Desafios fundiários – Segundo ela, a Comissão de Regularização Fundiária da UFPA realizou estudos em 1.935 lotes existentes nos bairros do entorno da Universidade Federal do Pará e constatou-se que cerca de 71% dos lotes (1.366 terrenos) têm desconformidades urbanísticas, conforme legislação municipal vigente. Mais de 700 lotes (38%) são passíveis de alagamento e carecem de melhorias sanitárias e 973 terrenos (50%) não possuem delimitação de muro ou cerca, gerando a expectativa de conflitos vicinais e fundiários entre os moradores. Cerca de 90% dos conflitos entre vizinhos decorrem de questões fundiárias, construtivas, instalações sanitárias ou de realização de obra. Além disso, 50% dos lotes não têm delimitação de muro e 53% deles apresentam moradias que necessitam de melhorias.

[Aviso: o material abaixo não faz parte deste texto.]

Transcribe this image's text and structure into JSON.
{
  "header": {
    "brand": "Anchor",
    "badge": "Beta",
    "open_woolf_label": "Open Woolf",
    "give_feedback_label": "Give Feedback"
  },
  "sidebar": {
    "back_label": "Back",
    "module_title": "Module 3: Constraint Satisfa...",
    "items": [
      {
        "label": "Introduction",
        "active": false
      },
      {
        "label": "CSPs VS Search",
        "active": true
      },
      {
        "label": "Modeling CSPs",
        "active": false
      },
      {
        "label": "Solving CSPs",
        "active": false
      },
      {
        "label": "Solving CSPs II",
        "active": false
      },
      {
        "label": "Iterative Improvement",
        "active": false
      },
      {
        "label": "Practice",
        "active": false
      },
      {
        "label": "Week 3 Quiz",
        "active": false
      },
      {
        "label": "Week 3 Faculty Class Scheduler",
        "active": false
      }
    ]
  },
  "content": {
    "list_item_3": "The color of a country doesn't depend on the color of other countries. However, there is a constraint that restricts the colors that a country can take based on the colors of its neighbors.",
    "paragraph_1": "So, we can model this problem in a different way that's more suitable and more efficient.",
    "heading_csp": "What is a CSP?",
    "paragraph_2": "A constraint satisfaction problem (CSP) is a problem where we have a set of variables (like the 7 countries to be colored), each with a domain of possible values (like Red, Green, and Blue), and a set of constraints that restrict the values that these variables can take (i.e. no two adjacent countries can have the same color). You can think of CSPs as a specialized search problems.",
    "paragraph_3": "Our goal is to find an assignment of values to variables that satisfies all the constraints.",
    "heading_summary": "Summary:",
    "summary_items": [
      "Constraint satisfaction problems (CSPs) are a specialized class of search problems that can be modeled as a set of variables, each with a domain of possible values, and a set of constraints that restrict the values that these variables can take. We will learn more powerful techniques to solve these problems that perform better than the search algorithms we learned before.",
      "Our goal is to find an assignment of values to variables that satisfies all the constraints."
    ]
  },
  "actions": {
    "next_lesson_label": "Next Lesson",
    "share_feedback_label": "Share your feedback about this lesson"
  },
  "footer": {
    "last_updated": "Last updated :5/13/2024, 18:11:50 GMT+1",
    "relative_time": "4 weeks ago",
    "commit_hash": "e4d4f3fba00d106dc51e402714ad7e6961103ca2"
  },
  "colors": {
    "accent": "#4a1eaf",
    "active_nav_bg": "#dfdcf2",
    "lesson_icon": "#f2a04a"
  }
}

Com esse cenário local, tornaram-se mais claros os desafios fundiários colocados pelo uso da terra e pelo crescimento das cidades amazônicas. Assim, o Projeto Meu Endereço torna-se uma ferramenta inclusiva e contribui para a redução do índice de conflitos socioambientais urbanos nos sete territórios, buscando fortalecer a capacidade do Estado para atuar na assistência técnica multiprofissional e promover, com a participação da comunidade, ações educacionais que compartilhem um suporte técnico e tecnológico para a elaboração de peças técnicas do Kit Meu Endereço Certo. Essas peças são fundamentais para a garantia do direito social à moradia e o acesso à cidade de forma legalizada.
Kit Meu Endereço – O Kit é composto pela planta de localização do imóvel, planta de limite de lote, laudo das condições socioambientais da moradia, laudo de avaliação do imóvel e guia de encaminhamento a programas sociais do Governo do Estado. Segundo Cleiton Costa, geógrafo do Projeto Meu Endereço, o artigo 182 da Constituição Federal de 1988 garante que a política de desenvolvimento urbano tem por finalidade ordenar o pleno desenvolvimento das funções sociais da cidade e garantir o bem-estar de seus habitantes.
Além disso, acentua o pesquisador, o Estatuto da Cidade também assegura a garantia do direito a cidades sustentáveis, entendido como o direito à terra urbana, à moradia, ao saneamento ambiental, à infraestrutura urbana, ao transporte e aos serviços públicos, ao trabalho e ao lazer, para a presente e as futuras gerações. “O curso livre promove este intercâmbio de conhecimentos com a comunidade e desconstrói conceitos que não valorizam os direitos, os deveres e a participação efetiva da comunidade como chave de acesso à cidade”, destaca.
Dinâmica do curso – Durante o curso livre, os participantes receberam um mapa dos limites do bairro Guamá e foram estimulados a localizarem as suas ruas e moradias na planta do território. A líder comunitária Rosa Maria de Souza, que acreditava residir há 30 anos no bairro Guamá, inclusive recebendo a conta de luz como moradora desse território, descobriu que, na verdade, a sua residência e o seu endereço estão localizados no bairro Universitário. “Como pode isso? Vou continuar dizendo que pertenço ao bairro do Guamá”, assinalou sorrindo.
Por sua vez, Harilson Carlos, 21 anos, desempregado e morador da Rua Augusto Correa, 1.214, disse que ampliou os seus conhecimentos. “Aprendi muito nesta interação com a comunidade. As informações apresentadas pelas equipes da UFPA foram essenciais para construir novos conceitos sobre a cidade e o território. Isso me estimula a participar para construir soluções coletivas para a comunidade”, finalizou.